"Every rule has to have one exception. She doesn't count at all."

"Speaking of Edith, I wonder where she is this summer?" asked Kit.

"Why spoil a perfectly good day by speaking of Edith at all. She's just nothing in my young life. She belongs to the dim and distant past. A summer of real happiness is before us!" exclaimed Bet.

"Huh! That's just what you said last year when we went to Campers' Trail, and see what happened! Edith was there and managed to make our lives miserable for a month and more," Joy reminded her with shrug of her dainty shoulders.

"Well, there is one thing sure, girls," laughed Kit Patten. "She will not be in Lost Canyon. So you are safe in planning on a happy summer."
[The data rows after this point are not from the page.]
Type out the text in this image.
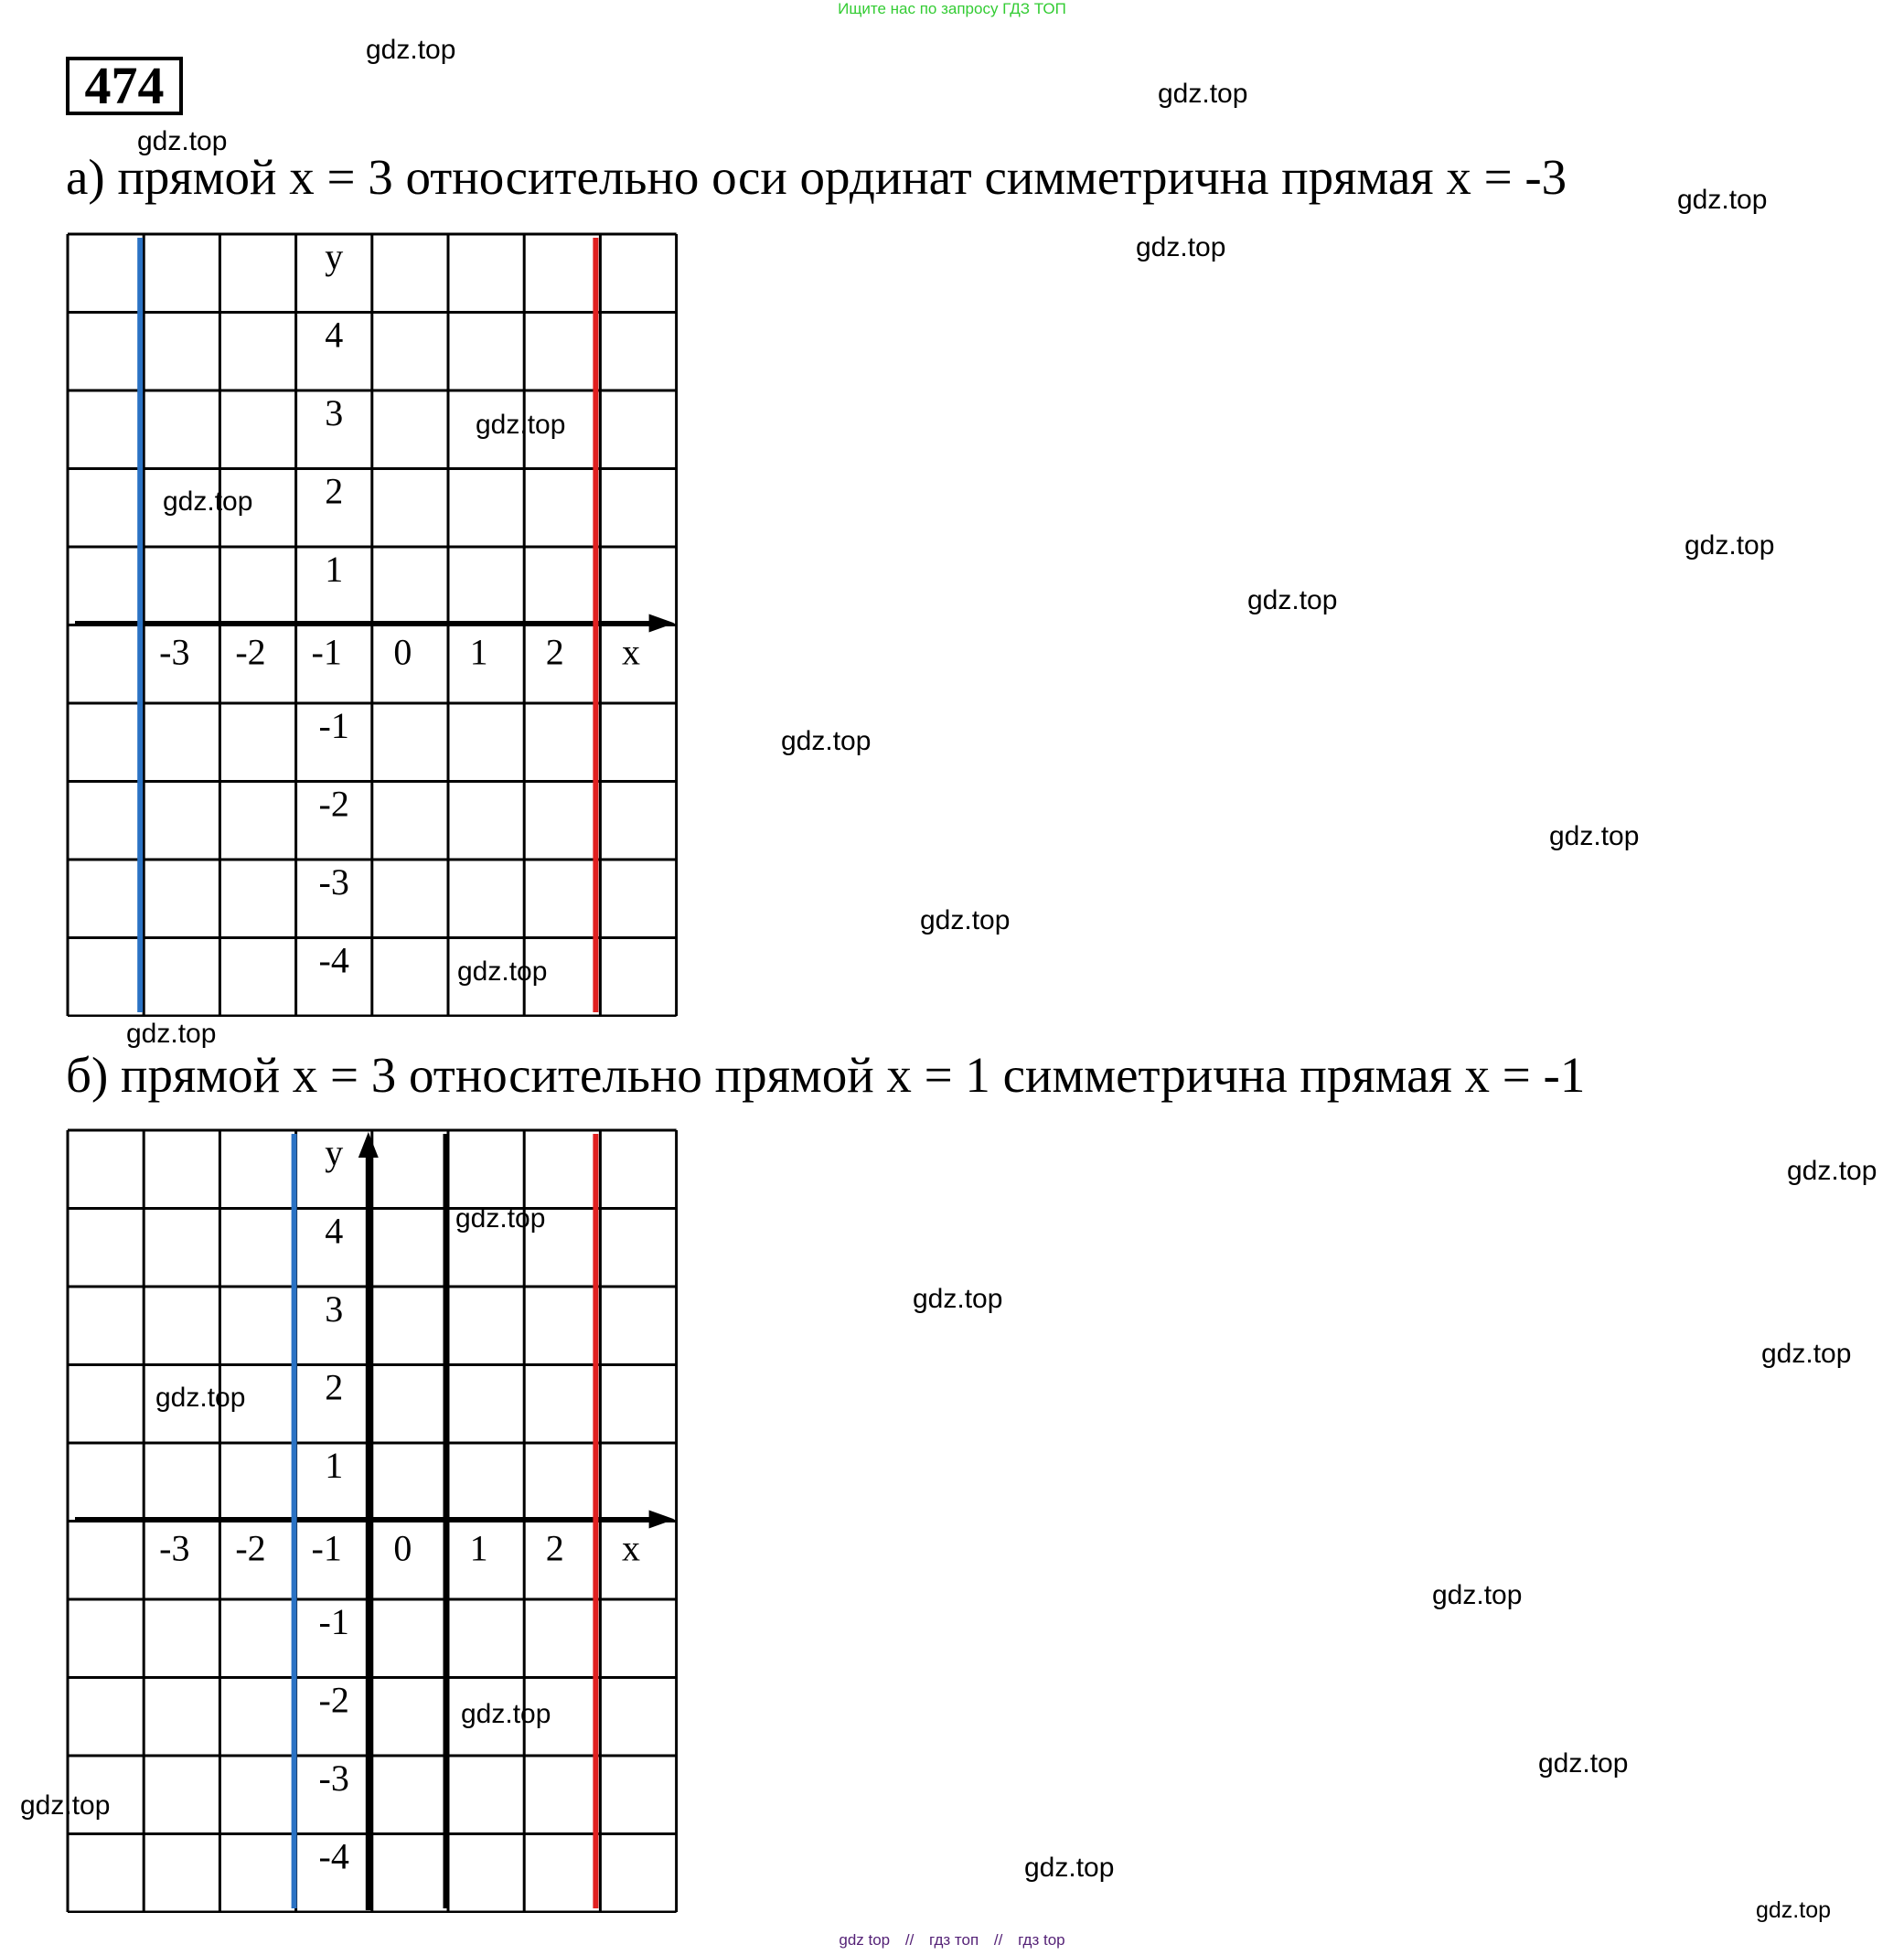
Ищите нас по запросу ГДЗ ТОП
474
а) прямой x = 3 относительно оси ординат симметрична прямая x = -3
-3 -2 -1 0 1 2 x
y
4
3
2
1
-1
-2
-3
-4
б) прямой x = 3 относительно прямой x = 1 симметрична прямая x = -1
-3 -2 -1 0 1 2 x
y
4
3
2
1
-1
-2
-3
-4
gdz.top
gdz.top
gdz.top
gdz.top
gdz.top
gdz.top
gdz.top
gdz.top
gdz.top
gdz.top
gdz.top
gdz.top
gdz.top
gdz.top
gdz.top
gdz.top
gdz.top
gdz.top
gdz.top
gdz.top
gdz.top
gdz.top
gdz.top
gdz.top
gdz.top
gdz top // гдз топ // гдз top
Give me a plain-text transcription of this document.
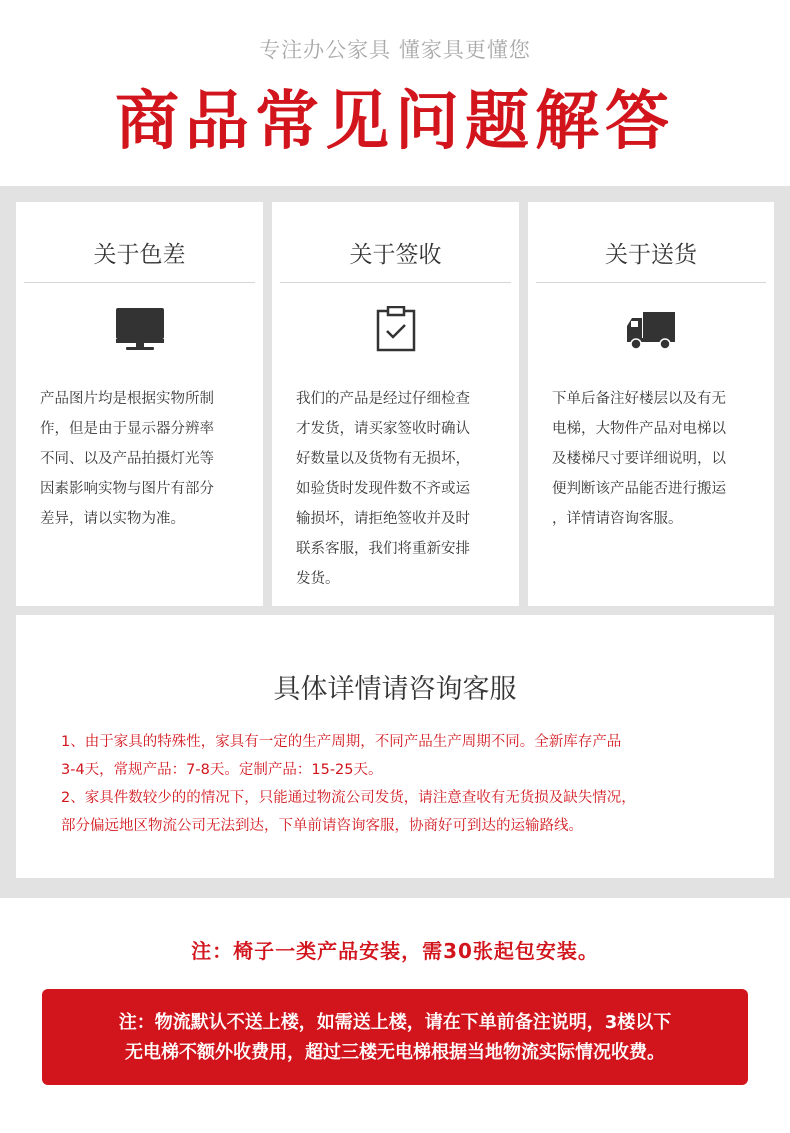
专注办公家具 懂家具更懂您
商品常见问题解答
关于色差
产品图片均是根据实物所制
作，但是由于显示器分辨率
不同、以及产品拍摄灯光等
因素影响实物与图片有部分
差异，请以实物为准。
关于签收
我们的产品是经过仔细检查
才发货，请买家签收时确认
好数量以及货物有无损坏，
如验货时发现件数不齐或运
输损坏，请拒绝签收并及时
联系客服，我们将重新安排
发货。
关于送货
下单后备注好楼层以及有无
电梯，大物件产品对电梯以
及楼梯尺寸要详细说明，以
便判断该产品能否进行搬运
，详情请咨询客服。
具体详情请咨询客服
1、由于家具的特殊性，家具有一定的生产周期，不同产品生产周期不同。全新库存产品
3-4天，常规产品：7-8天。定制产品：15-25天。
2、家具件数较少的的情况下，只能通过物流公司发货，请注意查收有无货损及缺失情况，
部分偏远地区物流公司无法到达，下单前请咨询客服，协商好可到达的运输路线。
注：椅子一类产品安装，需30张起包安装。
注：物流默认不送上楼，如需送上楼，请在下单前备注说明，3楼以下
无电梯不额外收费用，超过三楼无电梯根据当地物流实际情况收费。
"Now if we can only persuade Bet not to find any problems to solve, we will have a heavenly time." Shirley had been working hard during the winter. She was the level headed, business girl. She was always ready for a good time, but if she were asked to choose, it would be a quiet one with no great excitement. But Shirley always took things as they came and enjoyed herself.

Joy Evans was different. Her impatience often made her miss the good time that was right at hand. Now she was looking forward to her vacation in the Arizona mountains on Judge Breckenridge's ranch.

"Oh, I'm so glad we're off. I can hardly wait until I see the cowboys.
I think they must be marvelous!"

"Joy, do try to use a little bit of sense. There's nothing remarkable about a cowboy," Kit Patten, the mountain girl, replied. For Kit had lived most of her life in Arizona at the head of Lost Canyon, and as luck would have it, only about half a mile from the ranch belonging to Judge Breckenridge.

Kit had been away from her home for two years and at present was all excited about seeing her father and mother.